Rüfüs Du Sol singles chronology
| "Something in the Way"" (2023) | "Music Is Better" (2024) | "Lately" (2024) |

= Music Is Better =

"Music Is Better" is a song by Australian alternative dance group Rüfüs Du Sol, released on 21 June 2024 as the lead single from their fifth studio album, Inhale / Exhale.
As per a press release, the single "offers a window into a new creative groove for the band."

At the 2024 ARIA Music Awards, the song was nominated for Best Dance/Electronic Release and for the group, Best Group.

==Reception==
Conor Lochrie from Rolling Stone Australia said "Exploring universal themes including hope, intimacy and connection – pillars of the Rüfüs Du Sol catalogue – 'Music Is Better' is tailor-made for hedonistic festival singalongs."

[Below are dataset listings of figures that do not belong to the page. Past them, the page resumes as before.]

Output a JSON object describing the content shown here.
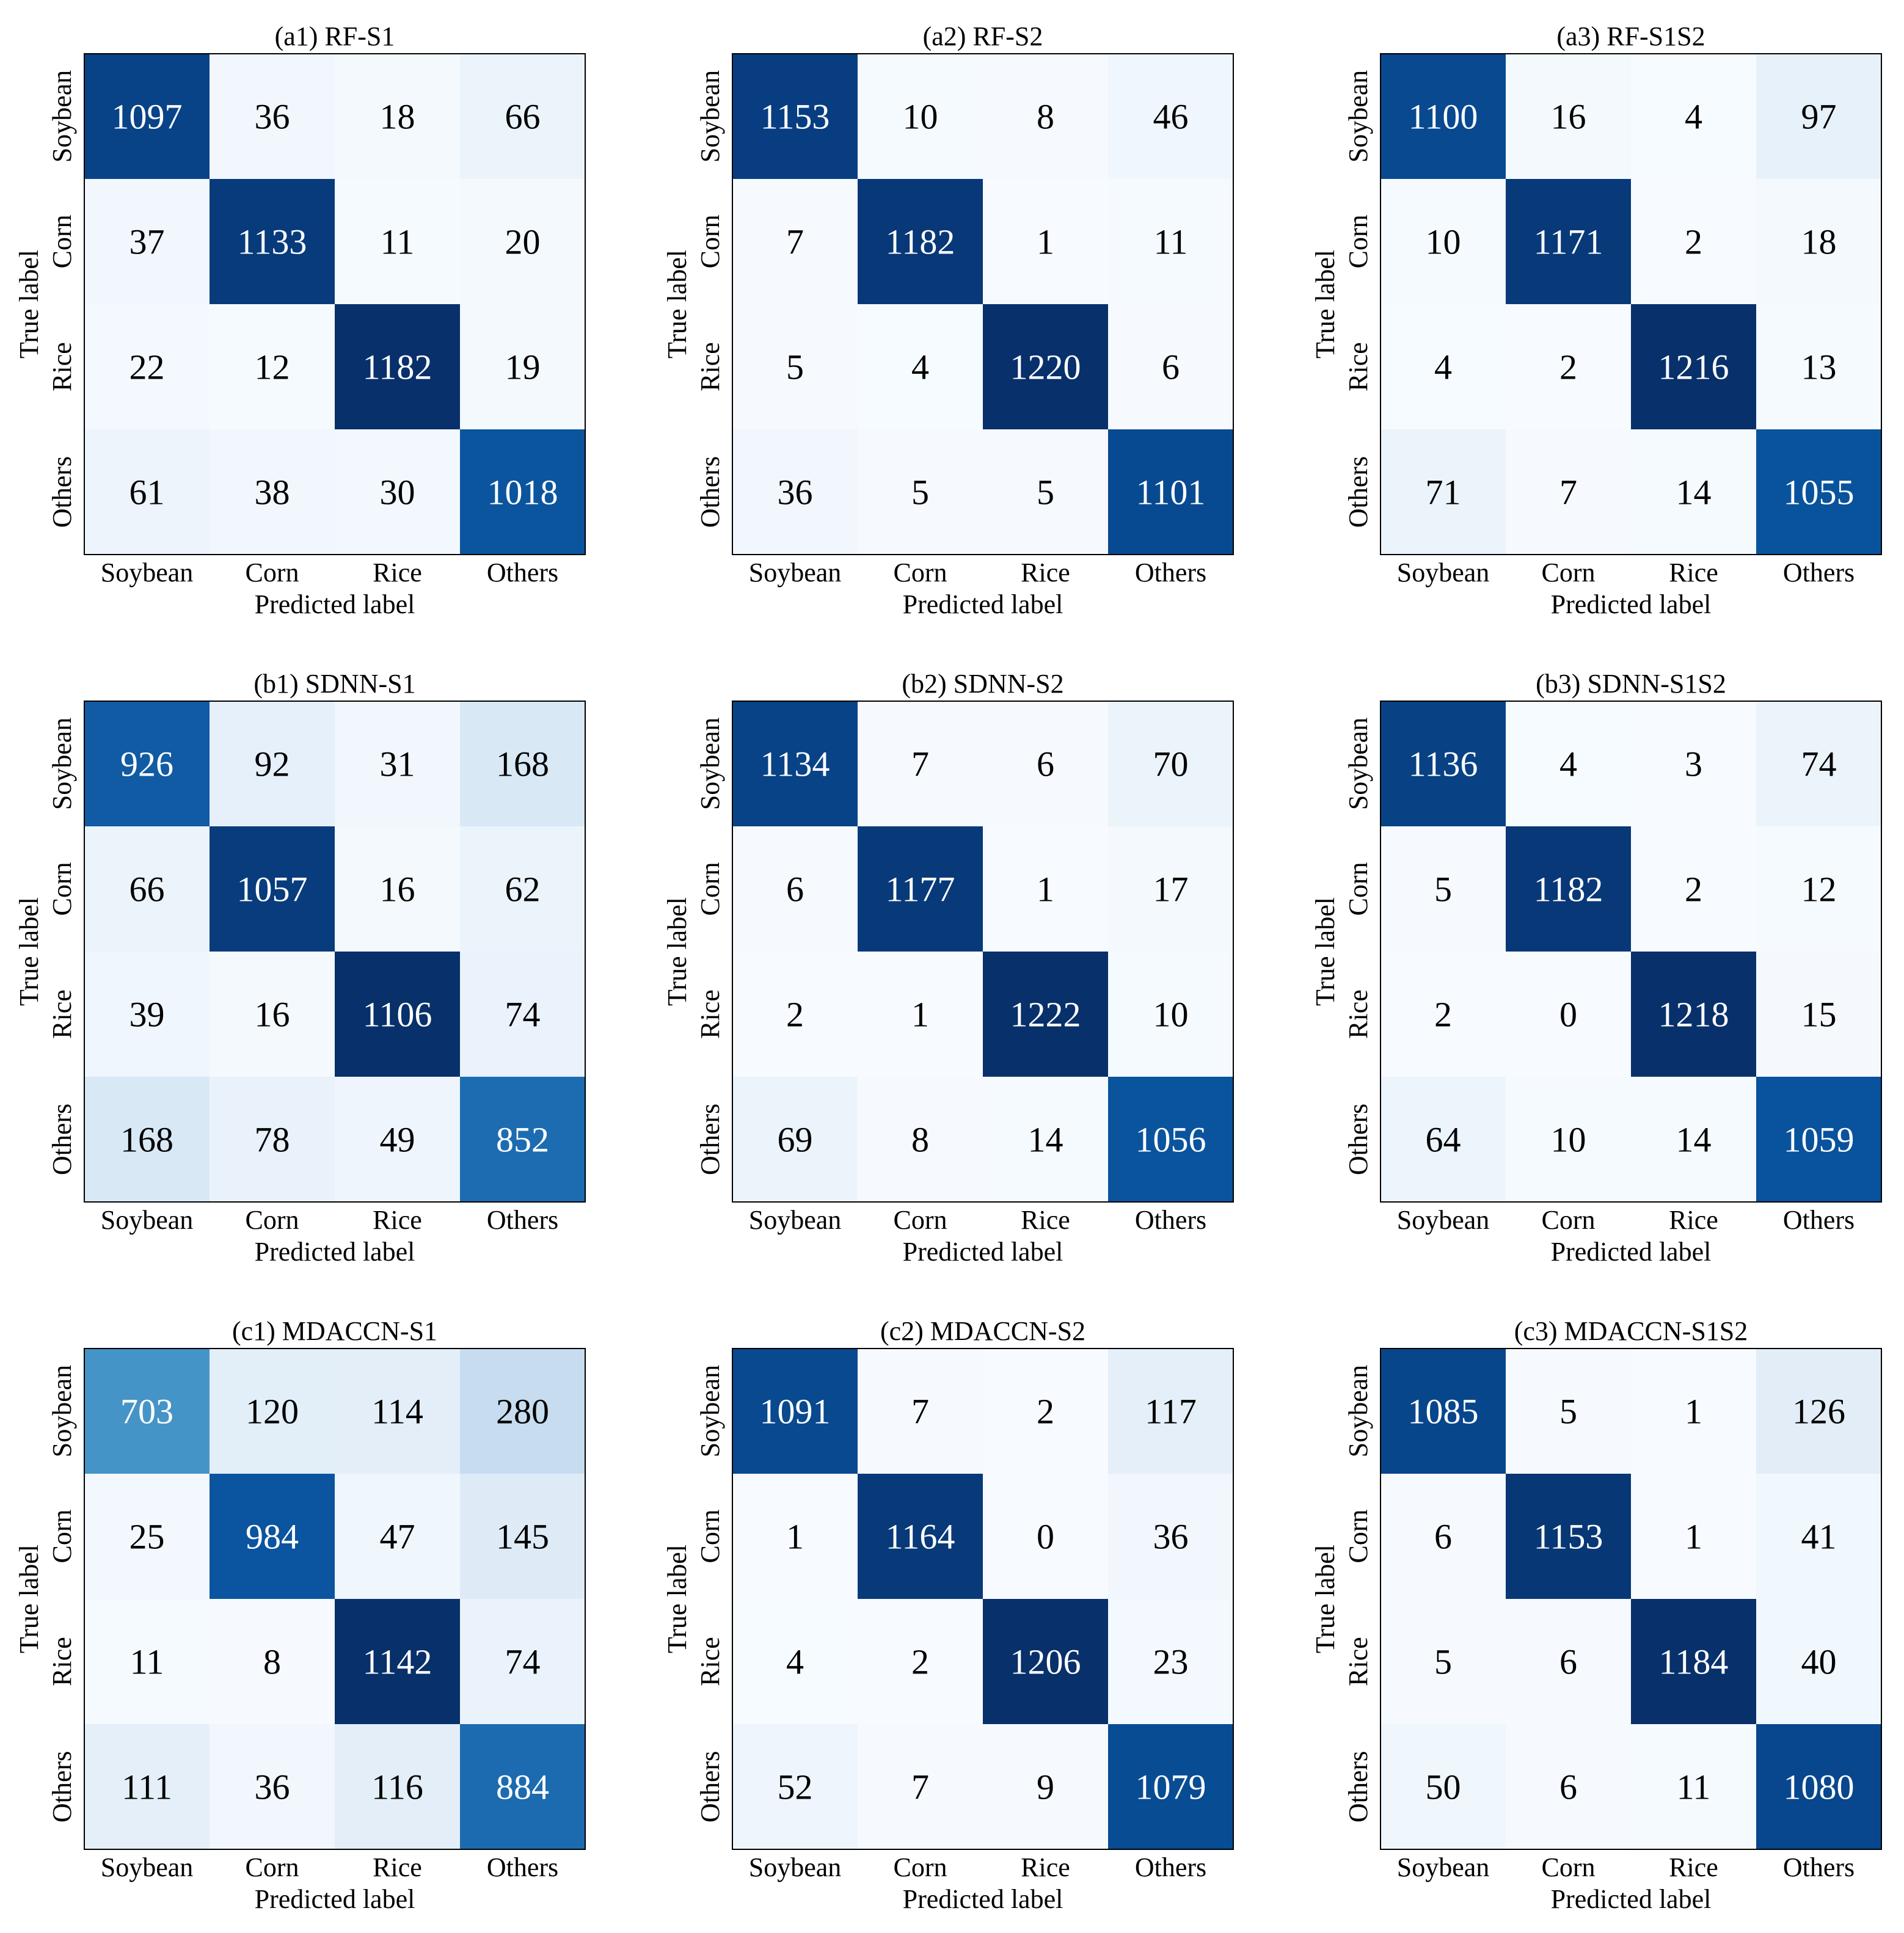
{
  "figure": {
    "colors": {
      "low": "#f7fbff",
      "high": "#08306b",
      "text_dark": "#000000",
      "text_light": "#ffffff",
      "border": "#000000"
    }
  },
  "chart_data": [
    {
      "type": "heatmap",
      "title": "(a1) RF-S1",
      "xlabel": "Predicted label",
      "ylabel": "True label",
      "x_categories": [
        "Soybean",
        "Corn",
        "Rice",
        "Others"
      ],
      "y_categories": [
        "Soybean",
        "Corn",
        "Rice",
        "Others"
      ],
      "matrix": [
        [
          1097,
          36,
          18,
          66
        ],
        [
          37,
          1133,
          11,
          20
        ],
        [
          22,
          12,
          1182,
          19
        ],
        [
          61,
          38,
          30,
          1018
        ]
      ]
    },
    {
      "type": "heatmap",
      "title": "(a2) RF-S2",
      "xlabel": "Predicted label",
      "ylabel": "True label",
      "x_categories": [
        "Soybean",
        "Corn",
        "Rice",
        "Others"
      ],
      "y_categories": [
        "Soybean",
        "Corn",
        "Rice",
        "Others"
      ],
      "matrix": [
        [
          1153,
          10,
          8,
          46
        ],
        [
          7,
          1182,
          1,
          11
        ],
        [
          5,
          4,
          1220,
          6
        ],
        [
          36,
          5,
          5,
          1101
        ]
      ]
    },
    {
      "type": "heatmap",
      "title": "(a3) RF-S1S2",
      "xlabel": "Predicted label",
      "ylabel": "True label",
      "x_categories": [
        "Soybean",
        "Corn",
        "Rice",
        "Others"
      ],
      "y_categories": [
        "Soybean",
        "Corn",
        "Rice",
        "Others"
      ],
      "matrix": [
        [
          1100,
          16,
          4,
          97
        ],
        [
          10,
          1171,
          2,
          18
        ],
        [
          4,
          2,
          1216,
          13
        ],
        [
          71,
          7,
          14,
          1055
        ]
      ]
    },
    {
      "type": "heatmap",
      "title": "(b1) SDNN-S1",
      "xlabel": "Predicted label",
      "ylabel": "True label",
      "x_categories": [
        "Soybean",
        "Corn",
        "Rice",
        "Others"
      ],
      "y_categories": [
        "Soybean",
        "Corn",
        "Rice",
        "Others"
      ],
      "matrix": [
        [
          926,
          92,
          31,
          168
        ],
        [
          66,
          1057,
          16,
          62
        ],
        [
          39,
          16,
          1106,
          74
        ],
        [
          168,
          78,
          49,
          852
        ]
      ]
    },
    {
      "type": "heatmap",
      "title": "(b2) SDNN-S2",
      "xlabel": "Predicted label",
      "ylabel": "True label",
      "x_categories": [
        "Soybean",
        "Corn",
        "Rice",
        "Others"
      ],
      "y_categories": [
        "Soybean",
        "Corn",
        "Rice",
        "Others"
      ],
      "matrix": [
        [
          1134,
          7,
          6,
          70
        ],
        [
          6,
          1177,
          1,
          17
        ],
        [
          2,
          1,
          1222,
          10
        ],
        [
          69,
          8,
          14,
          1056
        ]
      ]
    },
    {
      "type": "heatmap",
      "title": "(b3) SDNN-S1S2",
      "xlabel": "Predicted label",
      "ylabel": "True label",
      "x_categories": [
        "Soybean",
        "Corn",
        "Rice",
        "Others"
      ],
      "y_categories": [
        "Soybean",
        "Corn",
        "Rice",
        "Others"
      ],
      "matrix": [
        [
          1136,
          4,
          3,
          74
        ],
        [
          5,
          1182,
          2,
          12
        ],
        [
          2,
          0,
          1218,
          15
        ],
        [
          64,
          10,
          14,
          1059
        ]
      ]
    },
    {
      "type": "heatmap",
      "title": "(c1) MDACCN-S1",
      "xlabel": "Predicted label",
      "ylabel": "True label",
      "x_categories": [
        "Soybean",
        "Corn",
        "Rice",
        "Others"
      ],
      "y_categories": [
        "Soybean",
        "Corn",
        "Rice",
        "Others"
      ],
      "matrix": [
        [
          703,
          120,
          114,
          280
        ],
        [
          25,
          984,
          47,
          145
        ],
        [
          11,
          8,
          1142,
          74
        ],
        [
          111,
          36,
          116,
          884
        ]
      ]
    },
    {
      "type": "heatmap",
      "title": "(c2) MDACCN-S2",
      "xlabel": "Predicted label",
      "ylabel": "True label",
      "x_categories": [
        "Soybean",
        "Corn",
        "Rice",
        "Others"
      ],
      "y_categories": [
        "Soybean",
        "Corn",
        "Rice",
        "Others"
      ],
      "matrix": [
        [
          1091,
          7,
          2,
          117
        ],
        [
          1,
          1164,
          0,
          36
        ],
        [
          4,
          2,
          1206,
          23
        ],
        [
          52,
          7,
          9,
          1079
        ]
      ]
    },
    {
      "type": "heatmap",
      "title": "(c3) MDACCN-S1S2",
      "xlabel": "Predicted label",
      "ylabel": "True label",
      "x_categories": [
        "Soybean",
        "Corn",
        "Rice",
        "Others"
      ],
      "y_categories": [
        "Soybean",
        "Corn",
        "Rice",
        "Others"
      ],
      "matrix": [
        [
          1085,
          5,
          1,
          126
        ],
        [
          6,
          1153,
          1,
          41
        ],
        [
          5,
          6,
          1184,
          40
        ],
        [
          50,
          6,
          11,
          1080
        ]
      ]
    }
  ]
}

Mark Mancino from DJ Life Mag said "With 'Music is Better', Rüfüs Du Sol continues to push the boundaries of their sound, showcasing their signature captivating and emotionally resonant sound."

==Track listings==

Digital single
| No. | Title | Length |
|---|---|---|
| 1. | "Music Is Better" | 3:56 |

Digital single (Remixes)
| No. | Title | Length |
|---|---|---|
| 1. | "Music Is Better" (Maxi Meraki remix) | 6:55 |
| 2. | "Music Is Better" (Club edit) | 5:31 |
| 3. | "Music Is Better" | 3:56 |

==Charts==

Weekly chart performance for "Music Is Better"
| Chart (2024) | Peak position |
|---|---|
| Australia Artist Singles (ARIA) | 17 |
| New Zealand Hot Singles (RMNZ) | 18 |
| US Hot Dance/Electronic Songs (Billboard) | 35 |

==Certifications==

Certifications for "Music Is Better"
| Region | Certification | Certified units/sales |
| Australia (ARIA) | Gold | 35,000^{‡} |
^{‡} Sales+streaming figures based on certification alone.